The essay offers generalizations (“he was acting weird with his parents”) without providing specific support. The writer lacks basic control of syntax (see the first sentence of the third paragraph) and vocabulary (“Romantic illness”), and some statements make no logical or syntactic sense at all (see the third sentence of the second paragraph and the first sentence of the third paragraph). The writer has serious and persistent errors in grammar, usage, and mechanics (spelling, erratic capitalization) that severely interfere with meaning. The problems many English learners have with idioms (“because why he wanted to go”), verb tenses (“he tries to said”), and verb forms (“he even kill his own life”) are pervasive and profoundly obscure meaning. Sample student essay with a score of 1:
I sure do agree with Callarmans argument. She is absolutly right McCandless was bright and ignorant. And He defenatly had no common sense, he was one of those weird people you won’t expect. For my observation she gots the same thoughts as I do. I shure think defining terms allows me to cushion my position. The evidence that I will use is that He was writing all his up and down pants. In my point of view I think that McCnadless was avery unique guy. He even did things that no one would do. An example, work everywhere he stop use his name and give out half of his idenity. That is my point and answere for this paragraph.
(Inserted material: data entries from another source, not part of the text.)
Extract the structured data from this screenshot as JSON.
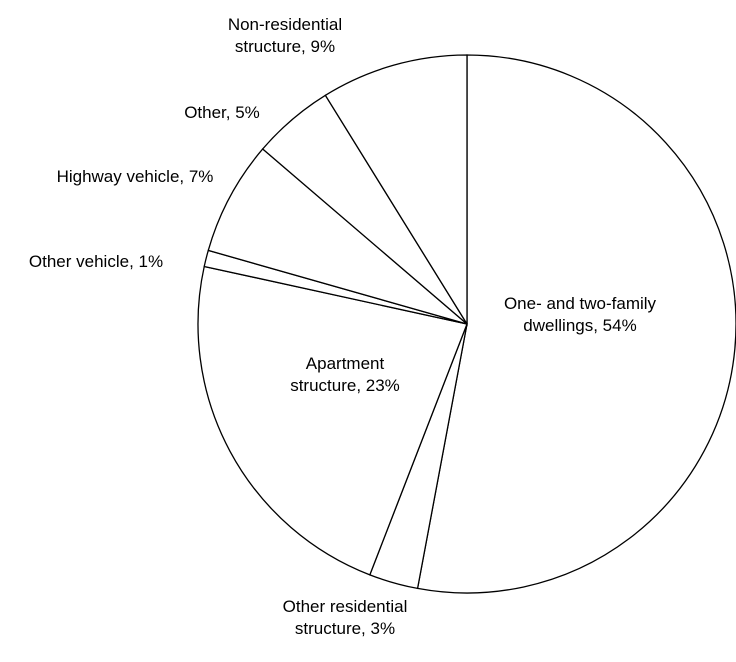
{
  "chart_data": {
    "type": "pie",
    "labels": [
      "One- and two-family dwellings, 54%",
      "Other residential structure, 3%",
      "Apartment structure, 23%",
      "Other vehicle, 1%",
      "Highway vehicle, 7%",
      "Other, 5%",
      "Non-residential structure, 9%"
    ],
    "values": [
      54,
      3,
      23,
      1,
      7,
      5,
      9
    ],
    "color": "#ffffff",
    "edgecolor": "#000000"
  }
}
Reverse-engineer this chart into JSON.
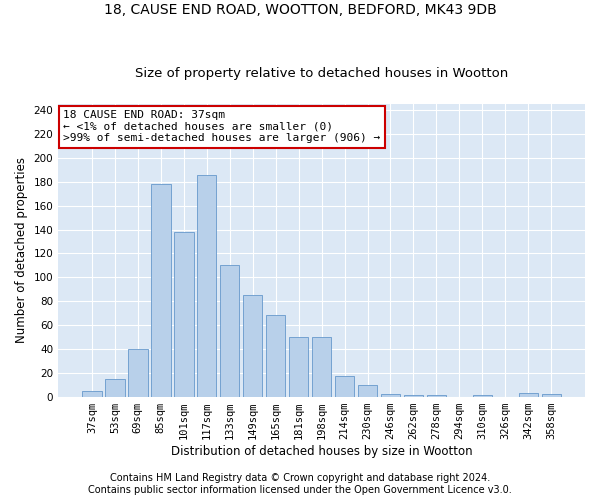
{
  "title_line1": "18, CAUSE END ROAD, WOOTTON, BEDFORD, MK43 9DB",
  "title_line2": "Size of property relative to detached houses in Wootton",
  "xlabel": "Distribution of detached houses by size in Wootton",
  "ylabel": "Number of detached properties",
  "categories": [
    "37sqm",
    "53sqm",
    "69sqm",
    "85sqm",
    "101sqm",
    "117sqm",
    "133sqm",
    "149sqm",
    "165sqm",
    "181sqm",
    "198sqm",
    "214sqm",
    "230sqm",
    "246sqm",
    "262sqm",
    "278sqm",
    "294sqm",
    "310sqm",
    "326sqm",
    "342sqm",
    "358sqm"
  ],
  "values": [
    5,
    15,
    40,
    178,
    138,
    186,
    110,
    85,
    68,
    50,
    50,
    17,
    10,
    2,
    1,
    1,
    0,
    1,
    0,
    3,
    2
  ],
  "bar_color": "#b8d0ea",
  "bar_edge_color": "#6699cc",
  "annotation_box_text": "18 CAUSE END ROAD: 37sqm\n← <1% of detached houses are smaller (0)\n>99% of semi-detached houses are larger (906) →",
  "annotation_box_color": "#ffffff",
  "annotation_box_edge_color": "#cc0000",
  "footer_line1": "Contains HM Land Registry data © Crown copyright and database right 2024.",
  "footer_line2": "Contains public sector information licensed under the Open Government Licence v3.0.",
  "ylim": [
    0,
    245
  ],
  "yticks": [
    0,
    20,
    40,
    60,
    80,
    100,
    120,
    140,
    160,
    180,
    200,
    220,
    240
  ],
  "bg_color": "#ffffff",
  "plot_bg_color": "#dce8f5",
  "grid_color": "#ffffff",
  "title_fontsize": 10,
  "subtitle_fontsize": 9.5,
  "axis_label_fontsize": 8.5,
  "tick_fontsize": 7.5,
  "annot_fontsize": 8,
  "footer_fontsize": 7
}
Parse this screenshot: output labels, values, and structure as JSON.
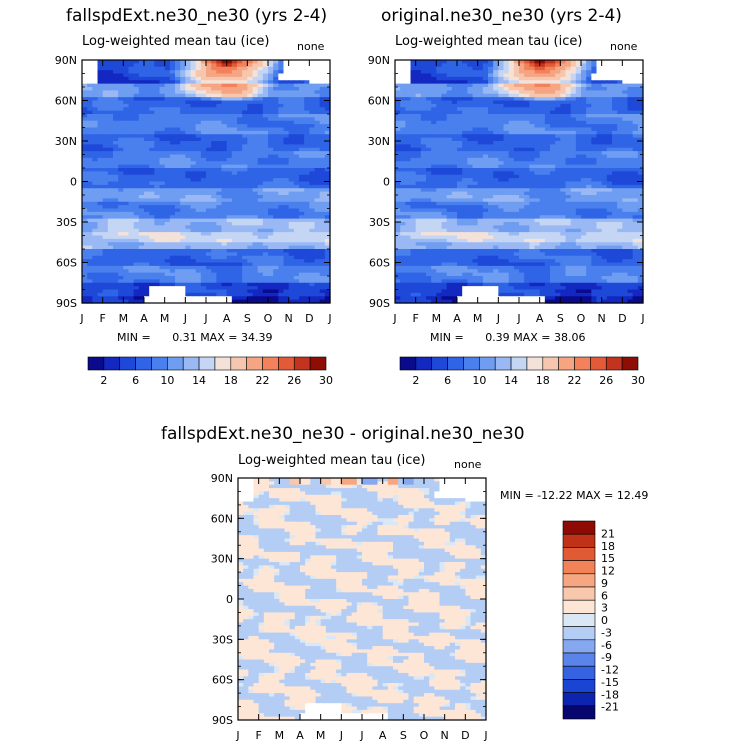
{
  "panels": [
    {
      "title": "fallspdExt.ne30_ne30 (yrs 2-4)",
      "subtitle": "Log-weighted mean tau (ice)",
      "corner_label": "none",
      "stats": {
        "min_label": "MIN =",
        "min": "0.31",
        "max_label": "MAX =",
        "max": "34.39"
      }
    },
    {
      "title": "original.ne30_ne30 (yrs 2-4)",
      "subtitle": "Log-weighted mean tau (ice)",
      "corner_label": "none",
      "stats": {
        "min_label": "MIN =",
        "min": "0.39",
        "max_label": "MAX =",
        "max": "38.06"
      }
    },
    {
      "title": "fallspdExt.ne30_ne30 - original.ne30_ne30",
      "subtitle": "Log-weighted mean tau (ice)",
      "corner_label": "none",
      "stats_text": "MIN = -12.22 MAX =  12.49"
    }
  ],
  "chart_data": [
    {
      "type": "heatmap",
      "title": "fallspdExt.ne30_ne30 (yrs 2-4)",
      "subtitle": "Log-weighted mean tau (ice)",
      "x_ticks": [
        "J",
        "F",
        "M",
        "A",
        "M",
        "J",
        "J",
        "A",
        "S",
        "O",
        "N",
        "D",
        "J"
      ],
      "y_ticks": [
        "90N",
        "60N",
        "30N",
        "0",
        "30S",
        "60S",
        "90S"
      ],
      "ylim": [
        -90,
        90
      ],
      "min": 0.31,
      "max": 34.39,
      "colorbar_levels": [
        "2",
        "6",
        "10",
        "14",
        "18",
        "22",
        "26",
        "30"
      ],
      "latitude_band_means": [
        {
          "lat": 85,
          "value": 6
        },
        {
          "lat": 70,
          "value": 8
        },
        {
          "lat": 60,
          "value": 7
        },
        {
          "lat": 40,
          "value": 7
        },
        {
          "lat": 20,
          "value": 6
        },
        {
          "lat": 0,
          "value": 5
        },
        {
          "lat": -20,
          "value": 8
        },
        {
          "lat": -40,
          "value": 12
        },
        {
          "lat": -60,
          "value": 7
        },
        {
          "lat": -80,
          "value": 4
        }
      ],
      "peak": {
        "month": "Jul-Aug",
        "lat": 88,
        "value": 34.39
      }
    },
    {
      "type": "heatmap",
      "title": "original.ne30_ne30 (yrs 2-4)",
      "subtitle": "Log-weighted mean tau (ice)",
      "x_ticks": [
        "J",
        "F",
        "M",
        "A",
        "M",
        "J",
        "J",
        "A",
        "S",
        "O",
        "N",
        "D",
        "J"
      ],
      "y_ticks": [
        "90N",
        "60N",
        "30N",
        "0",
        "30S",
        "60S",
        "90S"
      ],
      "ylim": [
        -90,
        90
      ],
      "min": 0.39,
      "max": 38.06,
      "colorbar_levels": [
        "2",
        "6",
        "10",
        "14",
        "18",
        "22",
        "26",
        "30"
      ],
      "latitude_band_means": [
        {
          "lat": 85,
          "value": 6
        },
        {
          "lat": 70,
          "value": 8
        },
        {
          "lat": 60,
          "value": 7
        },
        {
          "lat": 40,
          "value": 7
        },
        {
          "lat": 20,
          "value": 6
        },
        {
          "lat": 0,
          "value": 5
        },
        {
          "lat": -20,
          "value": 8
        },
        {
          "lat": -40,
          "value": 12
        },
        {
          "lat": -60,
          "value": 7
        },
        {
          "lat": -80,
          "value": 4
        }
      ],
      "peak": {
        "month": "Jul-Aug",
        "lat": 88,
        "value": 38.06
      }
    },
    {
      "type": "heatmap",
      "title": "fallspdExt.ne30_ne30 - original.ne30_ne30",
      "subtitle": "Log-weighted mean tau (ice)",
      "x_ticks": [
        "J",
        "F",
        "M",
        "A",
        "M",
        "J",
        "J",
        "A",
        "S",
        "O",
        "N",
        "D",
        "J"
      ],
      "y_ticks": [
        "90N",
        "60N",
        "30N",
        "0",
        "30S",
        "60S",
        "90S"
      ],
      "ylim": [
        -90,
        90
      ],
      "min": -12.22,
      "max": 12.49,
      "colorbar_levels": [
        "21",
        "18",
        "15",
        "12",
        "9",
        "6",
        "3",
        "0",
        "-3",
        "-6",
        "-9",
        "-12",
        "-15",
        "-18",
        "-21"
      ]
    }
  ],
  "colors": {
    "seq": [
      "#0a0a8c",
      "#1228c0",
      "#1e48d8",
      "#2f64e6",
      "#4a80ee",
      "#6e9df2",
      "#9ab9f4",
      "#c4d6f4",
      "#f4e2d8",
      "#f7c6ae",
      "#f5a582",
      "#f2815c",
      "#e25a36",
      "#c2341e",
      "#8e0e06"
    ],
    "div": [
      "#06066e",
      "#0c24b0",
      "#1a44d4",
      "#3462e0",
      "#5a84ea",
      "#86a8f0",
      "#b4cdf4",
      "#dae8f6",
      "#fde6d6",
      "#f8c8ac",
      "#f6a680",
      "#f28258",
      "#e05a34",
      "#c03218",
      "#8e0a04"
    ],
    "missing": "#ffffff"
  }
}
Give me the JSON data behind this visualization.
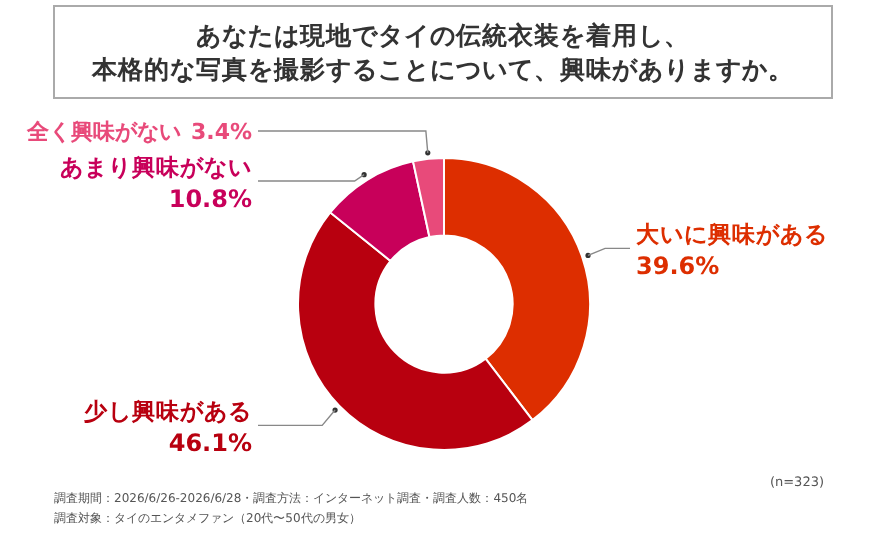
{
  "chart_data": {
    "type": "donut",
    "title": "あなたは現地でタイの伝統衣装を着用し、本格的な写真を撮影することについて、興味がありますか。",
    "categories": [
      "大いに興味がある",
      "少し興味がある",
      "あまり興味がない",
      "全く興味がない"
    ],
    "values": [
      39.6,
      46.1,
      10.8,
      3.4
    ],
    "colors": [
      "#dd2e00",
      "#b8000f",
      "#c8005a",
      "#e84a7a"
    ],
    "value_labels": [
      "39.6%",
      "46.1%",
      "10.8%",
      "3.4%"
    ],
    "annotations": [
      "(n=323)",
      "調査期間：2026/6/26-2026/6/28・調査方法：インターネット調査・調査人数：450名",
      "調査対象：タイのエンタメファン（20代〜50代の男女）"
    ]
  }
}
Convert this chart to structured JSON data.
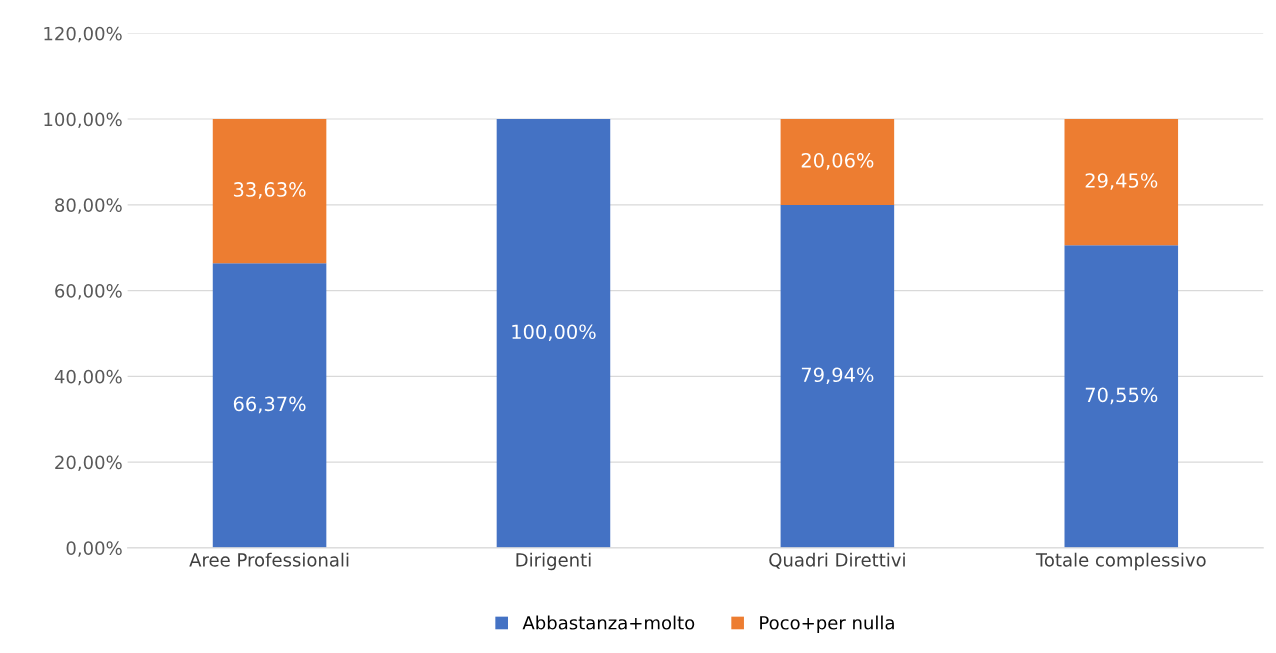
{
  "chart_data": {
    "type": "bar",
    "stacked": true,
    "categories": [
      "Aree Professionali",
      "Dirigenti",
      "Quadri Direttivi",
      "Totale complessivo"
    ],
    "series": [
      {
        "name": "Abbastanza+molto",
        "color": "#4472c4",
        "values": [
          66.37,
          100,
          79.94,
          70.55
        ],
        "value_labels": [
          "66,37%",
          "100,00%",
          "79,94%",
          "70,55%"
        ]
      },
      {
        "name": "Poco+per nulla",
        "color": "#ed7d31",
        "values": [
          33.63,
          0,
          20.06,
          29.45
        ],
        "value_labels": [
          "33,63%",
          null,
          "20,06%",
          "29,45%"
        ]
      }
    ],
    "ylim": [
      0,
      120
    ],
    "yticks": [
      {
        "value": 0,
        "label": "0,00%"
      },
      {
        "value": 20,
        "label": "20,00%"
      },
      {
        "value": 40,
        "label": "40,00%"
      },
      {
        "value": 60,
        "label": "60,00%"
      },
      {
        "value": 80,
        "label": "80,00%"
      },
      {
        "value": 100,
        "label": "100,00%"
      },
      {
        "value": 120,
        "label": "120,00%"
      }
    ],
    "grid": "y",
    "legend": "bottom"
  }
}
Commentary
This essay illustrates the EPT Scoring Guide’s criteria for a score of 1. The fundamental deficiencies of this essay clearly indicate that the writer needs much additional practice in order to be ready to succeed at college-level reading and writing. The writer agrees with the Callarman quotation without demonstrating any understanding of the passage. The writer fails to use the Callarman passage to develop a meaningful response to the prompt. The essay, at approximately 120 words, is seriously underdeveloped; statements of agreement with Callarman make up a considerable portion of the text. The digression about “cushion[ing] my position” contributes nothing to the minimal text the writer provides. The writer’s reflective statements about purpose are similarly wasted. The only evidence provided by the writer is McCandless’s evasive attitude toward self-identification at work, but even this example is so poorly expressed as to be nearly incoherent. The writer lacks basic control of syntax and vocabulary.
The writer has serious and persistent errors in mechanics that severely interfere with meaning. Spelling and verb form errors are pervasive.